Page 73 of Tough Love

“God, more.” The words are a growl, and his hands tighten around my hips, rough.

I changed my mind—I don’t want slow like last night. I want him to slam into me. Rough me up, claim me as his. Because as of last night, I am ruined for anyone else.

Utterly wrecked.

“Harder, rougher, Hudson. Take what you need. I’m yours.”

“Jesus, you are mine, Addy. Don’t you ever forget it.”

“Never, Huddy. Now, harder, deeper.”

He pulls out and slams in so damn hard that I meet the tile with my face. I have never been so full. And every time he pulls out agonizingly slow, he thunders back into me. And I crawl higher and higher with every rough, damning inch of my Hudson.

“I’m almost there. Jesus, Addy.”

“Take me with you,” I beg. His fingers find my apex and sweep frantically as he pumps into me, and I tighten more and more. When he slams a hand beside my head, I grip his fingers with a hand and cry through the biggest orgasm I have ever had. It steals my breath. My fingers and toes tingle. I gasp for air, choking through sobs of pure pleasure. He growls beside me, and his seed spills inside me, hot and fast.
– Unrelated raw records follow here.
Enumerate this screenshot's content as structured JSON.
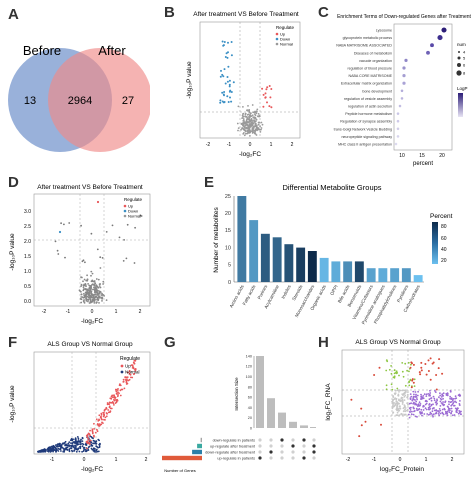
{
  "panels": {
    "A": {
      "label": "A",
      "venn": {
        "left_title": "Before",
        "right_title": "After",
        "left_only": "13",
        "both": "2964",
        "right_only": "27",
        "left_color": "#7f9ed1",
        "right_color": "#ef8b89"
      }
    },
    "B": {
      "label": "B",
      "title": "After treatment VS Before Treatment",
      "xlabel": "-log₂FC",
      "ylabel": "-log₁₀P value",
      "xticks": [
        "-2",
        "-1",
        "0",
        "1",
        "2"
      ],
      "legend_title": "Regulate",
      "legend": [
        "Up",
        "Down",
        "Normal"
      ]
    },
    "C": {
      "label": "C",
      "title": "Enrichment Terms of Down-regulated Genes after Treatment",
      "terms": [
        "Lysosome",
        "glycoprotein metabolic process",
        "NABA MATRISOME ASSOCIATED",
        "Diseases of metabolism",
        "vacuole organization",
        "regulation of blood pressure",
        "NABA CORE MATRISOME",
        "Extracellular matrix organization",
        "bone development",
        "regulation of vesicle assembly",
        "regulation of actin secretion",
        "Peptide hormone metabolism",
        "Regulation of synapse assembly",
        "trans-Golgi Network Vesicle Budding",
        "neuropeptide signaling pathway",
        "MHC class II antigen presentation"
      ],
      "xlabel": "percent",
      "xticks": [
        "10",
        "15",
        "20"
      ],
      "legend_title": "num",
      "legend_sizes": [
        "4",
        "5",
        "6",
        "8"
      ],
      "color_title": "LogP"
    },
    "D": {
      "label": "D",
      "title": "After treatment VS Before Treatment",
      "xlabel": "-log₂FC",
      "ylabel": "-log₁₀P value",
      "yticks": [
        "0.0",
        "0.5",
        "1.0",
        "1.5",
        "2.0",
        "2.5",
        "3.0"
      ],
      "xticks": [
        "-2",
        "-1",
        "0",
        "1",
        "2"
      ],
      "legend_title": "Regulate",
      "legend": [
        "Up",
        "Down",
        "Normal"
      ]
    },
    "E": {
      "label": "E",
      "chart_data": {
        "type": "bar",
        "title": "Differential Metabolite Groups",
        "ylabel": "Number of metabolites",
        "xlabel": "",
        "categories": [
          "Amino acids",
          "Fatty acids",
          "Purines",
          "Acylcarnitine",
          "Indoles",
          "Steroids",
          "Monosaccharides",
          "Organic acids",
          "OPPI",
          "Bile acids",
          "Benzenoids",
          "Vitamins/Cofactors",
          "Pyrimidine analogues",
          "Phosphatidylcholines",
          "Pyridines",
          "Carbohydrates"
        ],
        "values": [
          25,
          18,
          14,
          13,
          11,
          10,
          9,
          7,
          6,
          6,
          6,
          4,
          4,
          4,
          4,
          2
        ],
        "percent": [
          45,
          30,
          60,
          55,
          65,
          75,
          85,
          15,
          20,
          35,
          70,
          25,
          20,
          25,
          30,
          10
        ],
        "ylim": [
          0,
          25
        ],
        "yticks": [
          "0",
          "5",
          "10",
          "15",
          "20",
          "25"
        ],
        "legend_title": "Percent",
        "legend_ticks": [
          "20",
          "40",
          "60",
          "80"
        ]
      }
    },
    "F": {
      "label": "F",
      "title": "ALS Group VS Normal Group",
      "xlabel": "-log₂FC",
      "ylabel": "-log₁₀P value",
      "xticks": [
        "-1",
        "0",
        "1",
        "2"
      ],
      "legend_title": "Regulate",
      "legend": [
        "Up",
        "Normal"
      ]
    },
    "G": {
      "label": "G",
      "chart_data": {
        "type": "bar",
        "ylabel": "Intersection Size",
        "yticks": [
          "0",
          "20",
          "40",
          "60",
          "80",
          "100",
          "120",
          "140"
        ],
        "intersections": [
          140,
          58,
          30,
          12,
          5,
          2
        ],
        "sets": [
          "down-regulate in patients",
          "up-regulate after treatment",
          "down-regulate after treatment",
          "up-regulate in patients"
        ],
        "set_sizes": [
          5,
          18,
          36,
          146
        ],
        "set_colors": [
          "#a5a5a5",
          "#3aa9a1",
          "#2b7fa8",
          "#e05a3a"
        ],
        "set_xlabel": "Number of Genes"
      }
    },
    "H": {
      "label": "H",
      "title": "ALS Group VS Normal Group",
      "xlabel": "log₂FC_Protein",
      "ylabel": "log₂FC_RNA",
      "xticks": [
        "-2",
        "-1",
        "0",
        "1",
        "2"
      ],
      "colors": {
        "both": "#d84a3a",
        "rna": "#8dc641",
        "protein": "#9b6bd3",
        "none": "#c8c8c8"
      }
    }
  }
}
Hudson Rawlins, you are the undoing of me.

Chapter Twenty-One

HUDSON

The winter winds and chilly days are officially here. And Addy is late for her Tuesday lesson. I flip my phone out of my back pocket on my way over to the barn to saddle up Sergeant. No texts. No calls. I barely use my phone, and Addy is the only one who has been lighting up my phone since the party. And it’s deathly quiet.

My gut sinks like a stone in stagnant water. Addy isn’t the fickle type—if she hasn’t arrived by now, she has good reason. Or good reason has her caught up.

With that thought, I stalk back to the house and call her phone. It goes to voicemail.

“Fuck.”

“Huddy, can you come here?” Ma calls from the study.

I pull off my hat and drop it on the kitchen table and make my way to the study. Ma sits at the computer. A video is paused on the screen. When she turns back to me, her eyes are narrow, her mouth is a little gap, and her hands are on her glasses.

“What is it, Ma?”

“It’s . . . It’s Addy.”

“What?” Heat floods my insides when I glance back at the screen. A video of Addy riding. Show jumping, by the looks of thecolorful setup in the blurred background. “She’s riding; let’s see it.”

Ma doesn’t say anything. She swivels the chair back around and drags the little black dot on the bottom of the video back to the start. “I had to watch it a few times to make certain it was her,” she whispers.

Why is she whispering?

A stone develops in my throat. I move to stand next to her. She tilts the screen up and glances at me with an agonized expression. Her finger slowly clicks the mouse, and the video starts. Addy sits on an Arabian-type horse. She’s stunning. A real competition horse. Shiny, bay, her hooves polished.

Addy leans forward on her mare when the buzzer sounds, and Jewls takes off toward the first jump. They clear the first half of the course easily. She turns the mare to the hedge jump. And it’s like watching a car accident in slow motion, knowing what comes next.

Ma grabs my arm, her grip tight. I grind my jaw tight as they sail over the hedge. Jewls flinches. Addy heads her toward the next jump and they sail over it, but the mare shakes her head, faltering a little. The triple comes up.

I can’t help the choking sound that steals the air from my lungs with every breath. Ma hides her face with her other hand. Helplessness gutters through me. Jewls goes down, crashing into the jump. Addy screams for her. Poles fly from their cradles. The ruckus is too loud.

I grip the edge of the desk in horror as the horse falls. Addy’s hands fly above her. Her head bounces on the sand. The horse jerks and rolls again, squashing Addy under her. She screams and stills. That must be the moment her hips were smashed. Bile crawls up my throat.

Ma’s shoulders shake and I slam my eyes shut, trying to block out the god-awful sight of the woman I would sell my soul for being thrown around like a rag doll.

Sick to my stomach, I groan, low and heady. “Turn it off, Ma.”